On the other hand option sellers tend to collect a little, make a little, time after time. It’s not a get rich quick scheme, but a gradual growth over time from small win after small win. It tends to be boring. Or traders that sell options want it to be boring.

Management

Managing debit and credit option trades also tends to require different approaches. With different risk and reward profiles, one size does not fit all trades.

With debit trades, success can be fleeting, with big gains that can quickly evaporate. Adjusting trades to take money off the table while still having the exposure to unlimited upsides tend to work well for winning trades. Traders with losing trades have to decide whether to manage losses or accept the full purchase price as a cost of being in the strategy. Generally, the decision is based on what level of capital was put in and the probabilities of turnarounds after the trade goes wrong.

For credit trades, the decision on winning trades is whether to let the trade expire worthless or take the win by closing and get out before expiration drama comes along.

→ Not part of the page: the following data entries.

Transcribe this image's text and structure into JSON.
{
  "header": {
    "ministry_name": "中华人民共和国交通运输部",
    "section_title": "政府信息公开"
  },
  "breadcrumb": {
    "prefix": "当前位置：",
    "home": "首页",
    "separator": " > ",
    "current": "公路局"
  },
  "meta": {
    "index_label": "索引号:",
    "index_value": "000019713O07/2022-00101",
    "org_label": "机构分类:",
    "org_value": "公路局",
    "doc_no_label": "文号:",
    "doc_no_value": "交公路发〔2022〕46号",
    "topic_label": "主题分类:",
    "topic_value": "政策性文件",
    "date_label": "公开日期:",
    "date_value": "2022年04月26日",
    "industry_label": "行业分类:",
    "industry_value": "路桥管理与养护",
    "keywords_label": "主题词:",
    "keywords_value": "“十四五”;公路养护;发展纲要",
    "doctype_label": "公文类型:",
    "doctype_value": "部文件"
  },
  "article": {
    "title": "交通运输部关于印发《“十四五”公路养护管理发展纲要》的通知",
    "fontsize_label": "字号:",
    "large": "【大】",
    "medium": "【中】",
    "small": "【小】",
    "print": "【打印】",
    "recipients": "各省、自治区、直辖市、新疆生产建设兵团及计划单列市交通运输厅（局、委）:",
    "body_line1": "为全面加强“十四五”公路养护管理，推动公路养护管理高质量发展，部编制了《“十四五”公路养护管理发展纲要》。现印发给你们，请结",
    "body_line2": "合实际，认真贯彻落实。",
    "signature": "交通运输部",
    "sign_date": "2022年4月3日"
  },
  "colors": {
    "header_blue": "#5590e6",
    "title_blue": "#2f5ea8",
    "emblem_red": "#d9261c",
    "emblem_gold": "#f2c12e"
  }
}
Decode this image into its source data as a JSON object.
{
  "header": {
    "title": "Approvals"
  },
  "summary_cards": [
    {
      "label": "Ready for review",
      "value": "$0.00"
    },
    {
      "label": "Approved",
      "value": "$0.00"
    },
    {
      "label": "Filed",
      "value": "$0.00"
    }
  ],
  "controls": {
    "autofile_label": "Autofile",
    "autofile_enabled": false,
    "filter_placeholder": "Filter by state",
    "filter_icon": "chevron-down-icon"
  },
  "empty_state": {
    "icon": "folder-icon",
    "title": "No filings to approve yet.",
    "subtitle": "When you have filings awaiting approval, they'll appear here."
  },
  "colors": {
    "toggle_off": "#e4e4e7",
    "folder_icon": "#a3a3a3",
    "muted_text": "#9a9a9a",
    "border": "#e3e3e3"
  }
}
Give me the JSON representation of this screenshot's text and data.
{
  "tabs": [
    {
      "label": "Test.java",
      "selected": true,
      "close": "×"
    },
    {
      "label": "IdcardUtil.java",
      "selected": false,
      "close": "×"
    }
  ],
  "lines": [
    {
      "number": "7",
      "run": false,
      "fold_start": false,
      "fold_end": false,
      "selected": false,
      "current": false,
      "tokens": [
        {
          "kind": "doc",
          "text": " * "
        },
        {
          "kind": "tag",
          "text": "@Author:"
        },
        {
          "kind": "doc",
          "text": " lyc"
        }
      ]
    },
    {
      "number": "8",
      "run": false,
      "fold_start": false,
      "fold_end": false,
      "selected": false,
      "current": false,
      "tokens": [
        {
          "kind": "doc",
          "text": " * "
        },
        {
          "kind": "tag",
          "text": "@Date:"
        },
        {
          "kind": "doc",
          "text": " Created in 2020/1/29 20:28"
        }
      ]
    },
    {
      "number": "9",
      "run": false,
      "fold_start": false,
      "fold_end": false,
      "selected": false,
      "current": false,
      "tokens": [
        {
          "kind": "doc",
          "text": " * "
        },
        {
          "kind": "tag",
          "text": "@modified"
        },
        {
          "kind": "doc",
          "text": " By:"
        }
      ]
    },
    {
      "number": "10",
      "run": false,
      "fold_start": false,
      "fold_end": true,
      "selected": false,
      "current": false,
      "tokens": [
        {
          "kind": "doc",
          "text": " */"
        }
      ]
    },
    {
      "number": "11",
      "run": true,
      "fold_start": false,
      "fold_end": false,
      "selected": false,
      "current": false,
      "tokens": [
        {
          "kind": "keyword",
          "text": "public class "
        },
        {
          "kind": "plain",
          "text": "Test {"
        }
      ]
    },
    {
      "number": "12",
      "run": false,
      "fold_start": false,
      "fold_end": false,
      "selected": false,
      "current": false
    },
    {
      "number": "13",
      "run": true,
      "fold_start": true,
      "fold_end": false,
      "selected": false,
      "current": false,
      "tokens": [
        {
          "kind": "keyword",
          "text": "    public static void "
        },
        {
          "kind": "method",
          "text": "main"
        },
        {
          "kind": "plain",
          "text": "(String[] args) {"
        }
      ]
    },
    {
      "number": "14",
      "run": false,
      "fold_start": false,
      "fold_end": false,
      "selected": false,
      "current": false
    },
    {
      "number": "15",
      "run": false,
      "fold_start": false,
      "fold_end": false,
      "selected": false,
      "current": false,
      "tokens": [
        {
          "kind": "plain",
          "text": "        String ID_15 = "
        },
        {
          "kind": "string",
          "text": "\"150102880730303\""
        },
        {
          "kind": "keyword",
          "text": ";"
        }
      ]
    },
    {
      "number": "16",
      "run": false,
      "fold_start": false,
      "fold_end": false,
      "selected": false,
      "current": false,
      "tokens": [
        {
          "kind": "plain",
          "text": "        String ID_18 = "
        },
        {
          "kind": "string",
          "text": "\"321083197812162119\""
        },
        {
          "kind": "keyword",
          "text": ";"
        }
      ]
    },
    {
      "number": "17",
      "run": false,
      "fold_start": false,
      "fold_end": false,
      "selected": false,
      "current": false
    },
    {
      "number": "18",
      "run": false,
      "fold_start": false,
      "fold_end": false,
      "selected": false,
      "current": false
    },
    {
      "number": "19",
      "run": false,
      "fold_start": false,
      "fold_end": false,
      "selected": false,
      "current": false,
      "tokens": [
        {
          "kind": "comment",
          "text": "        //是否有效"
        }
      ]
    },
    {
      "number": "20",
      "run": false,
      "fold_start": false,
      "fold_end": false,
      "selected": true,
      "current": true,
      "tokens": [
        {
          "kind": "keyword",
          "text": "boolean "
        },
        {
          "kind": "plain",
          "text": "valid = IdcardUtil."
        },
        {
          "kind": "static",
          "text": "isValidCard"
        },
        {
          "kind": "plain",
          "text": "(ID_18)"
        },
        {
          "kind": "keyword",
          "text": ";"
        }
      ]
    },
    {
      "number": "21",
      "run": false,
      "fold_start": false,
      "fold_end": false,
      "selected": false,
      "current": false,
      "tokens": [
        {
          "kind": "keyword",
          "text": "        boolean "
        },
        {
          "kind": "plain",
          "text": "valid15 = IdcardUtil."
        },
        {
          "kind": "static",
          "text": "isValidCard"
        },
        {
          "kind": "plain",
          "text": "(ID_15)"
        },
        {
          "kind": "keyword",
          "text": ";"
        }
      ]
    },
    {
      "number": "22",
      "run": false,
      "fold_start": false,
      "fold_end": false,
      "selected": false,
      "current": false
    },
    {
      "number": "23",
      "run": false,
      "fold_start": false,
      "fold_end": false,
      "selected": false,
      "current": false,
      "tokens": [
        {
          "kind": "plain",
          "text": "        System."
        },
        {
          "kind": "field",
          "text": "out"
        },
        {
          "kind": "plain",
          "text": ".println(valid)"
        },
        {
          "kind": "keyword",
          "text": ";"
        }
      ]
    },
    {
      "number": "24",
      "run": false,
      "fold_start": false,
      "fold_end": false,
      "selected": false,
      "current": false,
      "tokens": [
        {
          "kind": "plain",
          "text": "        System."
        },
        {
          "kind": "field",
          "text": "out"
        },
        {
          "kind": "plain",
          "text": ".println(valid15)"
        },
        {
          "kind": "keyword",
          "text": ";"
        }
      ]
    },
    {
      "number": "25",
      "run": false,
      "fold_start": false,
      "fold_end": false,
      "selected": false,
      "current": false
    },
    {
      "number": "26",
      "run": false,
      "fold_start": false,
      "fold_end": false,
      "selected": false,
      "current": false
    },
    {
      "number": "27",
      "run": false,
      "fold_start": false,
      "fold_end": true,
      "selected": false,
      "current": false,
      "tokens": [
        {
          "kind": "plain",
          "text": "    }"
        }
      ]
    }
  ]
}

Losing trades need to have a plan for getting out or repositioning before losses get out of hand.

What is best?

While debit and credit trades can both work best in any market environment, there is a slight edge to consider. When implied volatility is high, options are expensive, so selling options tends to have better returns and less risk. When implied volatility is low, option prices are cheap, so buyers have a better shot at making money and not losing as much in time decay.

There’s no best way to trade options. Often it comes down to a style of trading that matches the strengths of the individual trader’s style of trading and risk tolerance. Keep records of trades and evaluate what works best in good times and bad. Let your choices be data-driven.